Film Review: Winter Sleep

Nuri Bilge Ceylan is one of the best directors working in cinema today. Ceylan seems to improve with almost every film and there’s no one who makes more visually arresting and powerful fables. Since his debut Kasaba, every film he’s made has notched-up a succession of awards. The Turkish director’s last two films (Once Upon A Time In Anatolia and Three Monkeys) bagged him the Grand Jury Prize and Best Director at Cannes respectively. With Winter Sleep he’s gone one better, winning the Palme d’Or at this year’s festival.

Mr. Aydın (Haluk Bilginer) is a retired actor who runs a hotel atop of the Anatolian Steppe. Living with his younger wife Nihal (Melisa Sözen) and his divorced sister Necla (Demet Akbag), Mr. Aydın’s adopted his father’s role as the major landowner in the area, as well as having myriad business interests. Viewing himself as a magnanimous benevolent ruler, he imparts wisdom to the local area via his column in the local newspaper – Voice of the Steppe. When the young son of one of his tenants throws a stone at his car it starts a chain of events which shake his empire.
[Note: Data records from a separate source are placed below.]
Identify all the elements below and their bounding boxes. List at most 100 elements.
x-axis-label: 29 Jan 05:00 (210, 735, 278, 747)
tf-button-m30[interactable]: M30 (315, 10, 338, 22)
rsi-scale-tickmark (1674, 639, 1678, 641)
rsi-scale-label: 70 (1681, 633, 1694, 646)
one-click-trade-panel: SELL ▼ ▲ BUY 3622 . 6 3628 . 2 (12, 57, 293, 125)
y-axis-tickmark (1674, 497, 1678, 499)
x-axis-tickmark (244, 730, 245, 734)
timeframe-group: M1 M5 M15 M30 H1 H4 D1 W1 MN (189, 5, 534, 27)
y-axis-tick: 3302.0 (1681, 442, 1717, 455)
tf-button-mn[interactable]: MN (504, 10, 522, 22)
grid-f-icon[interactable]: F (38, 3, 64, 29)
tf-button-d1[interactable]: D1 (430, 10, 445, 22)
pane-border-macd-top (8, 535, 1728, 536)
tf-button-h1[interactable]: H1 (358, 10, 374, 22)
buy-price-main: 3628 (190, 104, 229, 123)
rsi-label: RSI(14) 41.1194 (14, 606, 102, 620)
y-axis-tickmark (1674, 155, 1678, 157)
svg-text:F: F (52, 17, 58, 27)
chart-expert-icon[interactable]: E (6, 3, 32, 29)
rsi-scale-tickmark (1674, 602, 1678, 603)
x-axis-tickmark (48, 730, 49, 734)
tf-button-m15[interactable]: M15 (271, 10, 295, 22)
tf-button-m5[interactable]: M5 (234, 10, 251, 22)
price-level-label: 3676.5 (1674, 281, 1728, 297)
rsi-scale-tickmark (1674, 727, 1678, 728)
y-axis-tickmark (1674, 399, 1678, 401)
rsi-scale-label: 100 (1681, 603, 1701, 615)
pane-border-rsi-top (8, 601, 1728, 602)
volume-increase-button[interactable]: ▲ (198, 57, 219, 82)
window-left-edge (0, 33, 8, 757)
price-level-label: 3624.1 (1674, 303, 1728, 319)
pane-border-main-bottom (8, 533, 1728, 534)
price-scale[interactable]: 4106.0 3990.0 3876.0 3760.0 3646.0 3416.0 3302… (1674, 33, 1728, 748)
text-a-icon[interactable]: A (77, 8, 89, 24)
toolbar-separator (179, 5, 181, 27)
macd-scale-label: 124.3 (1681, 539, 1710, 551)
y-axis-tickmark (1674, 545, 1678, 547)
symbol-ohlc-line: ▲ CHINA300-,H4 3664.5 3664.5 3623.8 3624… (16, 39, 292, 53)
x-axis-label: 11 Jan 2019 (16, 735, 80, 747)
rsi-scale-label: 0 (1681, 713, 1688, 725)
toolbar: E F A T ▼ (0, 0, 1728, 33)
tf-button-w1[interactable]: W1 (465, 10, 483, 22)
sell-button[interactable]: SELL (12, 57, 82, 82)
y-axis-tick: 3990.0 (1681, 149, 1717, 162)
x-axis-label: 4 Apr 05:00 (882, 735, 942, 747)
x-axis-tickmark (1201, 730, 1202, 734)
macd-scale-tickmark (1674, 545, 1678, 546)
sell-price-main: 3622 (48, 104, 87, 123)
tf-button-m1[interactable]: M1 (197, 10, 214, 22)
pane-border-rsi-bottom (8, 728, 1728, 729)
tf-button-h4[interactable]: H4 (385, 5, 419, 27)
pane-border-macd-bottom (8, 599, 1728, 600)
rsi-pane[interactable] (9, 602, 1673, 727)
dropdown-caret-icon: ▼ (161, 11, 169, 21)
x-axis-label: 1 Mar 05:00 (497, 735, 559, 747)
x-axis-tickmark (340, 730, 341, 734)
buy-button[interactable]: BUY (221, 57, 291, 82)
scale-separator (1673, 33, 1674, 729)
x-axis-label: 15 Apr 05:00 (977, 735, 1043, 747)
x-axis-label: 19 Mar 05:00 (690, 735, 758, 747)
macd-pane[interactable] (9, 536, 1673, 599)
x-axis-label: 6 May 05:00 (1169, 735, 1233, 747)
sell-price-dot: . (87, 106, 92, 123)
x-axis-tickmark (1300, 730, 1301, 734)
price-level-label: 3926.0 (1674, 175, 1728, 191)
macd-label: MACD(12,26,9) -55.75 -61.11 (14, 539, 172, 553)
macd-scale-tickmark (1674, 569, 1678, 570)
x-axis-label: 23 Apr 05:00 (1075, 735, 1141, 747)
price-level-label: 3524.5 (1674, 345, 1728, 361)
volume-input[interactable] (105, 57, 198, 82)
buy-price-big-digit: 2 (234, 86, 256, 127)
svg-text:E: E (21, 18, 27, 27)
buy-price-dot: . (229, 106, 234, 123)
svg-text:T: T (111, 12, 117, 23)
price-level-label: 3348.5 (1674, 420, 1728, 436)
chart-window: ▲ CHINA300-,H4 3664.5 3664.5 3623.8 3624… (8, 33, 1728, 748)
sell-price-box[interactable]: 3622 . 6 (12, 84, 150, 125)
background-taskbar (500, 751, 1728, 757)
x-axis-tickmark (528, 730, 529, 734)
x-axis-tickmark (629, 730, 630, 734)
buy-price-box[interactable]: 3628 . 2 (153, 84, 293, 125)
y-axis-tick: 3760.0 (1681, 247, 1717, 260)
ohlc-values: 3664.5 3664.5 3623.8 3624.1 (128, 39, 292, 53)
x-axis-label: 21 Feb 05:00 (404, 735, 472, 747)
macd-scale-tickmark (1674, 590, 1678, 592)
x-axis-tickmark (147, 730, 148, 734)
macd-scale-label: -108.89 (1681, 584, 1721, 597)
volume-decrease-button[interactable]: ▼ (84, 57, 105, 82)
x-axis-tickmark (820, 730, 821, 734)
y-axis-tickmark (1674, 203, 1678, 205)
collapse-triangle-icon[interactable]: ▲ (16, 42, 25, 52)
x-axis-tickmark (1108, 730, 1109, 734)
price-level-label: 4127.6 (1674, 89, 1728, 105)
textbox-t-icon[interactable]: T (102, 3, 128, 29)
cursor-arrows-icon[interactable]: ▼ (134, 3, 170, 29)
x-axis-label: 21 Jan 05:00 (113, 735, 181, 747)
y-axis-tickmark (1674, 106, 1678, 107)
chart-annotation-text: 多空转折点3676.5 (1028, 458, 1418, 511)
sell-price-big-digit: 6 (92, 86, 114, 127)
Winter Sleep is quite simply an intricate work of profound beauty. Visually, it’s stunning (if you get the chance, definitely see it in a cinema). Winter Sleep is not brief, but whilst it comes in at well over three hours, it never feels long or drawn-out. Even in the quietest moments there’s always plenty going on in the background. Ceylan channels Chekhov through Bergman and Shakespeare in this thoughtful meditation about a man who believes himself to be a well-loved king, when in fact he’s despised by everyone. Whilst Bilginer delivers an assured performance, it’s Sözen who shines as his unhappy wife who finds herself trapped.

Winter Sleep is out in cinemas on Friday.